Going organic

Going organic

Farming trends

Going organic

The Research Institute of Organic Farming is growing a variety of crops and vegetables using organic farming methods. Ananda Teertha Pyati gives us the details.

It is the era of healthy eating and it is all about going back to nature. Making strides in this endeavour is the Research Institute of Organic Farming. Here, one can see hundreds of crops, grown organically, all in one place. From millets to commercial crops, medicinal to aromatic plants, and vegetables to oil seeds and pulses, the variety is awe-inspiring. The most significant aspect here is organic and sustainable farming.

Most agricultural universities or Krishi Vignana Kendras propagate modern farming methods which include the use of hazardous chemicals and hybrid crops.
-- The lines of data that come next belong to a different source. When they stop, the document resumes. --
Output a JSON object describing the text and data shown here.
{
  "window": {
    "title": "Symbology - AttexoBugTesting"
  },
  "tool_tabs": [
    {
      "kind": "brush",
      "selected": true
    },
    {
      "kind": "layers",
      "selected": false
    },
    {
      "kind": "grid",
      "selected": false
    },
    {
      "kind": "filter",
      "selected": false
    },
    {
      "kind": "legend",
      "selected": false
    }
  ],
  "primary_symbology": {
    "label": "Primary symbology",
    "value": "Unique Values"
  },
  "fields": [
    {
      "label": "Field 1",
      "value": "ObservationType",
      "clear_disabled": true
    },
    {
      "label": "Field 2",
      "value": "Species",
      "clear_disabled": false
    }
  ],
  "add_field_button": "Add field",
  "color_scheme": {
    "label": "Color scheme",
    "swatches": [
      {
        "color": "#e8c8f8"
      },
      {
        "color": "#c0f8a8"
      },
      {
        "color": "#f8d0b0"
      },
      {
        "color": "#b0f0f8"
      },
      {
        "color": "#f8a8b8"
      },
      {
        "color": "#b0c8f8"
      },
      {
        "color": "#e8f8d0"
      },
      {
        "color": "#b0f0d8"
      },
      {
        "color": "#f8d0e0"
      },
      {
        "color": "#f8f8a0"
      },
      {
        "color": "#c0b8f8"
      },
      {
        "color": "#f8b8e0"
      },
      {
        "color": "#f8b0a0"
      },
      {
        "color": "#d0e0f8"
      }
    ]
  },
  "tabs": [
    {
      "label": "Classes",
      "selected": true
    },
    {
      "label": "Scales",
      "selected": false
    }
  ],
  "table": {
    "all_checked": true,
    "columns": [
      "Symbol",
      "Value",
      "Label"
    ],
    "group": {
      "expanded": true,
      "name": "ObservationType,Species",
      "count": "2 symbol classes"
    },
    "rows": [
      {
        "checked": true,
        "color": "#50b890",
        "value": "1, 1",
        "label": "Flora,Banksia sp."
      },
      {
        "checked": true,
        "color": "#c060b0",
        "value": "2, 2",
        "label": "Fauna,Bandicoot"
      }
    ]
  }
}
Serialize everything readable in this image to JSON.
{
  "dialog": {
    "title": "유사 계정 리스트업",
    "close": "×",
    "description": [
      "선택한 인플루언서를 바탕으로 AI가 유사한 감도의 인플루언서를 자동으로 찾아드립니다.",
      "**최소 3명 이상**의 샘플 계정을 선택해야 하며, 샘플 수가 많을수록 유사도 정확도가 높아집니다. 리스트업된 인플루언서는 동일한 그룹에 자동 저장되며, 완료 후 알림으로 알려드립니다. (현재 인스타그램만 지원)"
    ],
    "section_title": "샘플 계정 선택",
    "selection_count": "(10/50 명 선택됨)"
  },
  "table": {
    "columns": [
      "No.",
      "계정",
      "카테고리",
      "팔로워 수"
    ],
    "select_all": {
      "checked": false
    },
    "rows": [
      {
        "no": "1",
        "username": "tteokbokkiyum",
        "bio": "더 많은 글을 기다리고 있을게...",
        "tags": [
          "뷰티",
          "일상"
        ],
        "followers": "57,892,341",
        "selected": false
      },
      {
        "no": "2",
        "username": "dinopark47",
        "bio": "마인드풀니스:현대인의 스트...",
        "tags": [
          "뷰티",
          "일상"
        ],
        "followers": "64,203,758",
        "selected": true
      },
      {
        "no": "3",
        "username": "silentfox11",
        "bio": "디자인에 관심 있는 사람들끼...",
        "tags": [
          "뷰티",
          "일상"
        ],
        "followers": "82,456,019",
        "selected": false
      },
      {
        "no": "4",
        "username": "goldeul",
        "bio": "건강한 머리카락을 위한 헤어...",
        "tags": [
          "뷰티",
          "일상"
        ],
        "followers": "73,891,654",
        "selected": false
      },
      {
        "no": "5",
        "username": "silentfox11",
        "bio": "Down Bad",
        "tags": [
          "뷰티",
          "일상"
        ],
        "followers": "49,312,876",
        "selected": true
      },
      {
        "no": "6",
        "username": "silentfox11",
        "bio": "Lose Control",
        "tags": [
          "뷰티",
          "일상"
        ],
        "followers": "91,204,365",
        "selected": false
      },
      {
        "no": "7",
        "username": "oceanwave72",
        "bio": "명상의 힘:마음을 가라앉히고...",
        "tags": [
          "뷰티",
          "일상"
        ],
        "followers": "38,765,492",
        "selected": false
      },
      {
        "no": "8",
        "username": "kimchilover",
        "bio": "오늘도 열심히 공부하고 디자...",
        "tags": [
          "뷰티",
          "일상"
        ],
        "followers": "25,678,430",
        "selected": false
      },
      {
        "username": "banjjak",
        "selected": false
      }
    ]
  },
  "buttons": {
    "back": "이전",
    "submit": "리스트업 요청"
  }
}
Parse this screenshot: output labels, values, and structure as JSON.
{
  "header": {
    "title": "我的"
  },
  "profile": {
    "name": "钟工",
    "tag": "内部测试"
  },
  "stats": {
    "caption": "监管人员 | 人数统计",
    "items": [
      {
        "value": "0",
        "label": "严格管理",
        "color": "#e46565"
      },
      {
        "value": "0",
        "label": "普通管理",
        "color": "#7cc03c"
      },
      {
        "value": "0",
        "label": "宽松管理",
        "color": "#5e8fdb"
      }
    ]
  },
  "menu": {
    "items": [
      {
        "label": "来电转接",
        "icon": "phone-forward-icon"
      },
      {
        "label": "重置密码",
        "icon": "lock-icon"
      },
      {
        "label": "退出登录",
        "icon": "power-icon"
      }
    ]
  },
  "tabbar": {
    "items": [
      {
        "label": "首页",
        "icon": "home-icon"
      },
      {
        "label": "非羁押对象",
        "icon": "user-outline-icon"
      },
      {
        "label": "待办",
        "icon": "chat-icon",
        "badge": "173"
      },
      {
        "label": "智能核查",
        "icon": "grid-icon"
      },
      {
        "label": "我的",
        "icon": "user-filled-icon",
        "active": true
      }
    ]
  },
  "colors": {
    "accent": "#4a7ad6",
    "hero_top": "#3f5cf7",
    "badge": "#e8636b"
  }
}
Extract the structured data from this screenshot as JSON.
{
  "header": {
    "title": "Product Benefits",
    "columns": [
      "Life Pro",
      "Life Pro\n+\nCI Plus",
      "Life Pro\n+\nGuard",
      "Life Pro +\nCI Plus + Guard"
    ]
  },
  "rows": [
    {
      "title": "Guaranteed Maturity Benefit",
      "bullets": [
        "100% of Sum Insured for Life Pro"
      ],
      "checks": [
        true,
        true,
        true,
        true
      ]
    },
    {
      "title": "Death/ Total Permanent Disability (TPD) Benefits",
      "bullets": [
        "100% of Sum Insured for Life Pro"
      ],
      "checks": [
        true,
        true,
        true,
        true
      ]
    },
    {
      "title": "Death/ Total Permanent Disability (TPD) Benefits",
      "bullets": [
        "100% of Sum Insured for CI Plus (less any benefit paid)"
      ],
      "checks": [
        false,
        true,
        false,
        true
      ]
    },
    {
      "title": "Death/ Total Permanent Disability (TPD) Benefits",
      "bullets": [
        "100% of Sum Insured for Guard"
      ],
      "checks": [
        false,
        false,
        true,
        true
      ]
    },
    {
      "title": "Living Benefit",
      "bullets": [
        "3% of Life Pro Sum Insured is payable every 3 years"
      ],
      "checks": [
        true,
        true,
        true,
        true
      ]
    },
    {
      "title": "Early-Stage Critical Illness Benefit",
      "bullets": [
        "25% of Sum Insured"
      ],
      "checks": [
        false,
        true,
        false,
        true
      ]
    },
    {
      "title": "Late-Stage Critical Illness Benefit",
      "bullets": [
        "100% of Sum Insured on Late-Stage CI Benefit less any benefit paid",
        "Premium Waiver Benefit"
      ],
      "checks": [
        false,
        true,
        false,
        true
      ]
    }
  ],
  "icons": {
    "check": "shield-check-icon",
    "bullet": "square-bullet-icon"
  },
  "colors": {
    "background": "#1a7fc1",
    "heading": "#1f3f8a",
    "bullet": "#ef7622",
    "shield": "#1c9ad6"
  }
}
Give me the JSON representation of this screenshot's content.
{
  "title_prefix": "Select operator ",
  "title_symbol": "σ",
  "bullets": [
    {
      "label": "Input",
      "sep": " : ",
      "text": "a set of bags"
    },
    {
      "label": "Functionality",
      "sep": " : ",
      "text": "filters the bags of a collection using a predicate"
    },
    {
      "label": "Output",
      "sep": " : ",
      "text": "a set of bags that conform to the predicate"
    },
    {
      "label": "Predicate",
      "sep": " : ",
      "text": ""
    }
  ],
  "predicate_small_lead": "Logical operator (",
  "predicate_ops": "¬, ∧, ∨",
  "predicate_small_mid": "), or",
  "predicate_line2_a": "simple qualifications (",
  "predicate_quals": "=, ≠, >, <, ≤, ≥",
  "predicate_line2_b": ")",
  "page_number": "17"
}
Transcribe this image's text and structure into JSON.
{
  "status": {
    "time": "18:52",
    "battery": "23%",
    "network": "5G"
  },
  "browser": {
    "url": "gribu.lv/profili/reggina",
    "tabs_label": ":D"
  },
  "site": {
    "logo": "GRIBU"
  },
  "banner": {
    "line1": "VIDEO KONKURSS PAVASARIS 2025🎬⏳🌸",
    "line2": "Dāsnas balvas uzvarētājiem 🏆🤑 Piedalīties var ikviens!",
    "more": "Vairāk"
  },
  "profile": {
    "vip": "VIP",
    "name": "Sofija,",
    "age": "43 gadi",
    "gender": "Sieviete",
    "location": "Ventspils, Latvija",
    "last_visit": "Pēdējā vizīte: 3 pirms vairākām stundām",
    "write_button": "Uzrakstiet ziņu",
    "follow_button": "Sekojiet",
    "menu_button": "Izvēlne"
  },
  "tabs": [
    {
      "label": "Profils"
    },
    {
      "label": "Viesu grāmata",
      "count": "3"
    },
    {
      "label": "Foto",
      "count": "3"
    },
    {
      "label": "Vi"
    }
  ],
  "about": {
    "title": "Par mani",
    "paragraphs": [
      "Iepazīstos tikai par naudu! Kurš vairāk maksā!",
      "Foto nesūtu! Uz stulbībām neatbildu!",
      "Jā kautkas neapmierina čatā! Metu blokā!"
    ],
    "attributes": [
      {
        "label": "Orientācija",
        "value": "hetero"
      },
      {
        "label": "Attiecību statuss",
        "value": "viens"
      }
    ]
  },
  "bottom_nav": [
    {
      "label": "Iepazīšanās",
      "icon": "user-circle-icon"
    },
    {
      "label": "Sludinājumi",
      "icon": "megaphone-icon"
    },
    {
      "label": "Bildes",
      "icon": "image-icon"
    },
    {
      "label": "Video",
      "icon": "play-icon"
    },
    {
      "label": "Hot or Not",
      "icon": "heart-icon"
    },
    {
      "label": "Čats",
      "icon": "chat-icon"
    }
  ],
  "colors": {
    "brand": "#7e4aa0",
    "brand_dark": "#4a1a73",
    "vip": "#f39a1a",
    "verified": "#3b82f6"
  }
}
The fertility of soil decreases considerably by using chemical fertilisers and pesticides.

Organic farming is a simple and easy way of overcoming this. Recognising the importance of chemical-free farming, the University of Agricultural Sciences (UAS), Bangalore, has given prominence to research in organic farming methods.

In the UAS’s Gandhi Krishi Vignana Kendra campus, 12.5 acres have been allotted to the Research Institute of Organic Farming for research works. Under the financial assistance of Rashtriya Krishi Vikas Yojana, a number of researches are being done here.

The scheme of growing many crops in demonstration plots commenced this year, and now more than 120 crops are ready to be harvested. Thousands of people, including farmers and students, visited this place during the International Krishi Mela.

“We have put in a lot of effort to achieve this goal,” says Dr N Devakumar, Principal Investigator of the Institute. He says organic farming is easy and farmers may adopt this method without any fear.

In the era of green revolution, traditional seeds and farming methods moved out from the agricultural sector. And, to facilitate organic farming, it became difficult to collect local varieties of crop and vegetable seeds. Devakumar and his team contacted several organisations and research institutes, and finally succeeded in accumulating varieties of all types of seeds.

“Including Sahaja Samrudha, an organic farmers’ association, we took millets and paddy seeds from many farmers. Traditional varieties have resistance to pest and disease, and grow well even during climatic changes. After collecting seeds from all over Karnataka, we prepared the field and did the sowing,” recalls Devakumar.

One can see a diverse variety of crops here, which is another unique aspect. Finger millet, red gram, cotton, sunflower, safflower, jowar, niger, maize and amaranth have come up well. The vegetable plot has beetroot, tomato, chilly, lady’s finger, cucumber, beans, cauliflower and others.

Rare crops like foxtail millet, brown top millet, proso millet and kodo millets have grown well too.

Apart from food grains, aromatic and medicinal herbs are also there. “We have six types of mint, lemongrass, tulsi, vetiver, lavender, pachouli and many others,” says field assistant Somanath, proudly.

Is it difficult to implement organic farming? “Not at all! You are witnessing here the easiest way of farming,” says Devakumar. The crops have been given liquid manure like Jeevamrutha and they seem to be healthy. “In the first season itself, we got an excellent harvest. What else do we need to show?” he asks.

Thanks to the positive response it has gotten so far, the institute is now planning to sell vegetable seeds to people. There is a fear among people about the side-effects of chemically grown vegetables and many grow vegetables in their own backyards or terraces. For such people, the research institute will provide seeds at a nominal price.

The institute gets many visitors, including the public, and has garnered much appreciation. “Many people are not aware about the plants that provide them food grains. Children residing in cities don’t even know the crops’ names. For them, this is the place to gain some knowledge,” says Devakumar.